Gold, white and yellow lights sparks

Researchers at Cornell University have developed a robotic simulation platform that could pave the way for sophisticated robot caregivers in the home. The platform could be ready to use early next year.

The RCare World platform uses avatars representing people with motor disabilities, homes with different levels of modifications for accessibility and caregiving robots. The platform will help engineers design new robots or retool existing ones, allowing them to navigate around homes and perform various caregiving functions. 

The system was developed at Cornell’s EmPrise Lab, one of a handful of workspaces that design robots to assist with caregiving duties, such as bathing, feeding and dressing patients. 

“There are a lot of barriers to entry to this field,” project leader Tapomayukh Bhattacharjee, assistant professor of computer science in the Cornell Ann S. Bowers College of Computing and Information Science, said in a statement. “You need continuous feedback from the stakeholders — the care-recipients who would potentially use this technology, the caregivers and health care professionals — to know whether the technology we’re developing is going to translate from the lab to real homes one day.” 

Robots are one possible solution to the nation’s caregiver shortage and some are already being used in various ways to help seniors in their homes.

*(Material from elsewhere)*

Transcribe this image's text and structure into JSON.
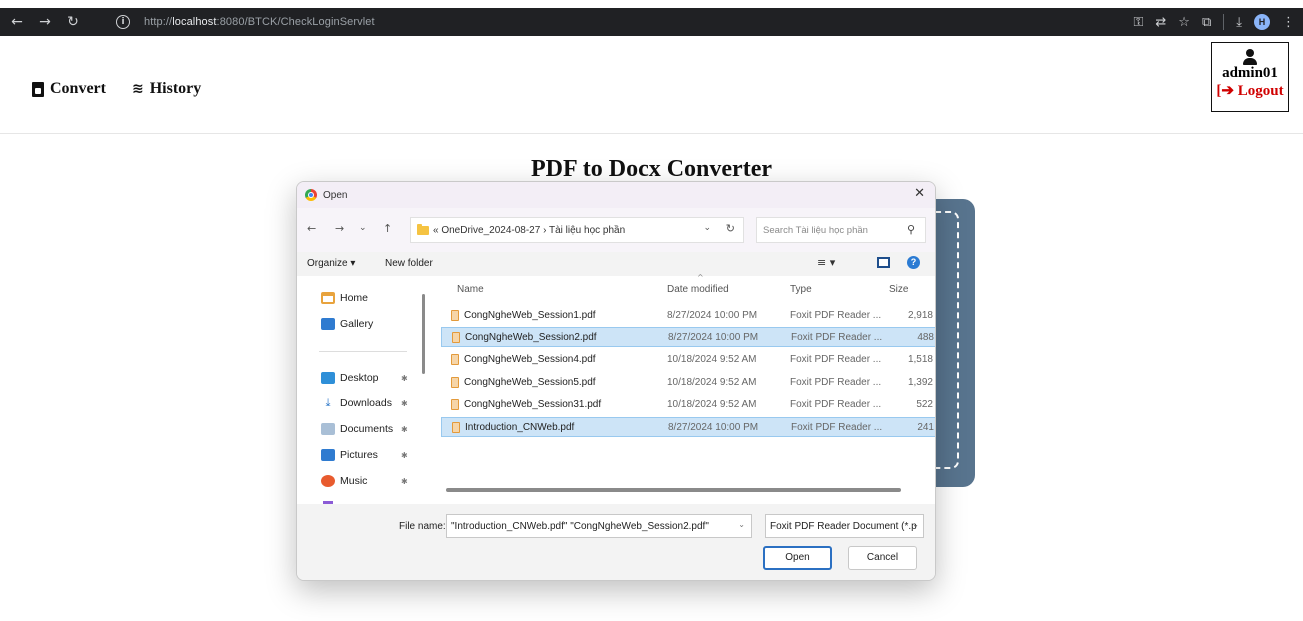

Last spring, the New York State Office for the Aging deployed artificial intelligence-powered robotic companions to 800 seniors throughout the state. The desktop robots engage with older adults by responding to voice and body movements. California-based Labrador Systems will be piloting a robot next year that helps carry and retrieve objects. The company hopes to have hundreds of the systems on the market at the end of 2023. 

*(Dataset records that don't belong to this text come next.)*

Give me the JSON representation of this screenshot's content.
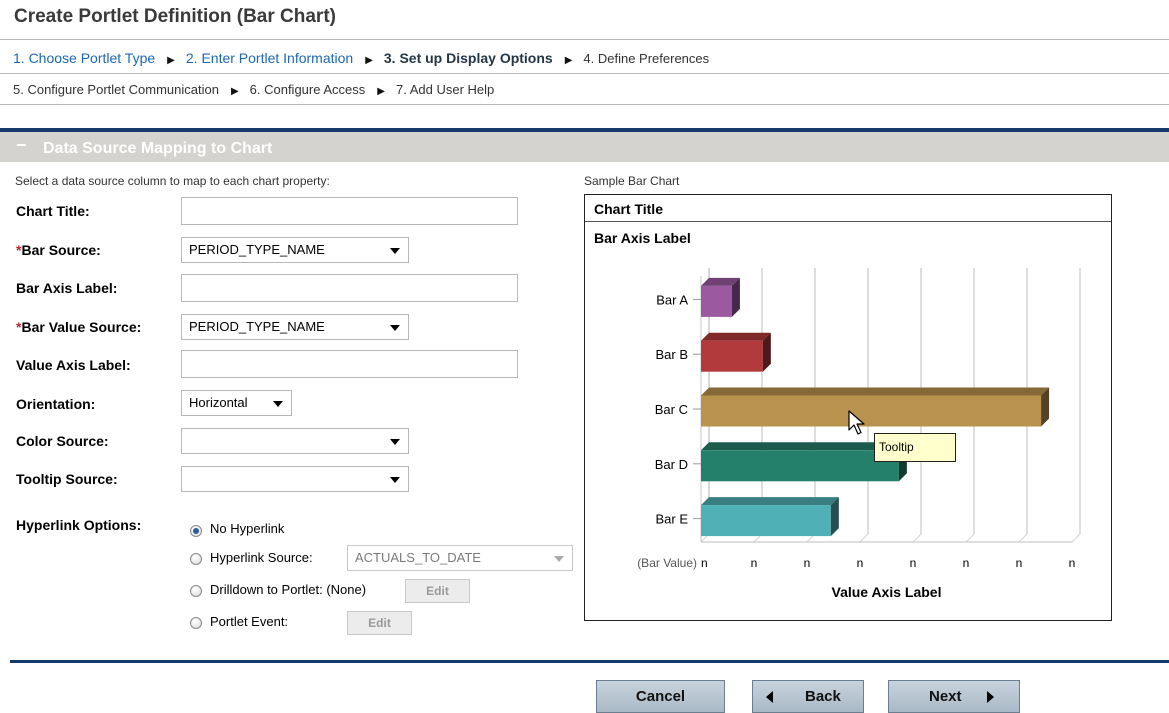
{
  "header": {
    "title": "Create Portlet Definition (Bar Chart)",
    "steps_row1": [
      {
        "label": "1. Choose Portlet Type",
        "state": "done"
      },
      {
        "label": "2. Enter Portlet Information",
        "state": "done"
      },
      {
        "label": "3. Set up Display Options",
        "state": "current"
      },
      {
        "label": "4. Define Preferences",
        "state": "todo"
      }
    ],
    "steps_row2": [
      {
        "label": "5. Configure Portlet Communication",
        "state": "todo"
      },
      {
        "label": "6. Configure Access",
        "state": "todo"
      },
      {
        "label": "7. Add User Help",
        "state": "todo"
      }
    ],
    "step_separator": "▶"
  },
  "section": {
    "collapse_symbol": "−",
    "title": "Data Source Mapping to Chart"
  },
  "form": {
    "intro": "Select a data source column to map to each chart property:",
    "required_marker": "*",
    "chart_title_label": "Chart Title:",
    "chart_title_value": "",
    "bar_source_label": "Bar Source:",
    "bar_source_value": "PERIOD_TYPE_NAME",
    "bar_axis_label_label": "Bar Axis Label:",
    "bar_axis_label_value": "",
    "bar_value_source_label": "Bar Value Source:",
    "bar_value_source_value": "PERIOD_TYPE_NAME",
    "value_axis_label_label": "Value Axis Label:",
    "value_axis_label_value": "",
    "orientation_label": "Orientation:",
    "orientation_value": "Horizontal",
    "color_source_label": "Color Source:",
    "color_source_value": "",
    "tooltip_source_label": "Tooltip Source:",
    "tooltip_source_value": "",
    "hyperlink_options_label": "Hyperlink Options:",
    "hyperlink": {
      "no_hyperlink": "No Hyperlink",
      "hyperlink_source": "Hyperlink Source:",
      "hyperlink_source_value": "ACTUALS_TO_DATE",
      "drilldown": "Drilldown to Portlet: (None)",
      "portlet_event": "Portlet Event:",
      "edit": "Edit",
      "selected": "no_hyperlink"
    }
  },
  "sample_chart": {
    "caption": "Sample Bar Chart",
    "tooltip": "Tooltip",
    "colors": {
      "Bar A": "#9b5aa0",
      "Bar B": "#b23a3c",
      "Bar C": "#b9924e",
      "Bar D": "#25806b",
      "Bar E": "#4fb1b5"
    }
  },
  "chart_data": {
    "type": "bar",
    "orientation": "horizontal",
    "title": "Chart Title",
    "ylabel": "Bar Axis Label",
    "xlabel": "Value Axis Label",
    "categories": [
      "Bar A",
      "Bar B",
      "Bar C",
      "Bar D",
      "Bar E"
    ],
    "values": [
      1,
      2,
      11,
      6.4,
      4.2
    ],
    "xlim": [
      0,
      12
    ],
    "value_tick_prefix": "(Bar Value)",
    "tick_labels": [
      "n",
      "n",
      "n",
      "n",
      "n",
      "n",
      "n",
      "n"
    ],
    "grid": true
  },
  "footer": {
    "cancel": "Cancel",
    "back": "Back",
    "next": "Next"
  }
}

Cornell’s simulator could help develop robots with more sophisticated skill sets. The system will try to realistically replicate caregiving scenarios through six human aviators that move and behave like people with motor impairments, such as spinal cord injuries, brainstem stroke and cerebral palsy. One robot successfully performed a sponge bath using algorithms learned in the simulator. 

The robots and avatars will also interact in 16 different home settings and 200 different rooms, providing a more realistic depiction of what the robots might encounter in an actual home. 

“We are giving people a variety of tools that are necessary to come up with behaviors for physical caregiving or social caregiving scenarios,” Bhattacharjee said.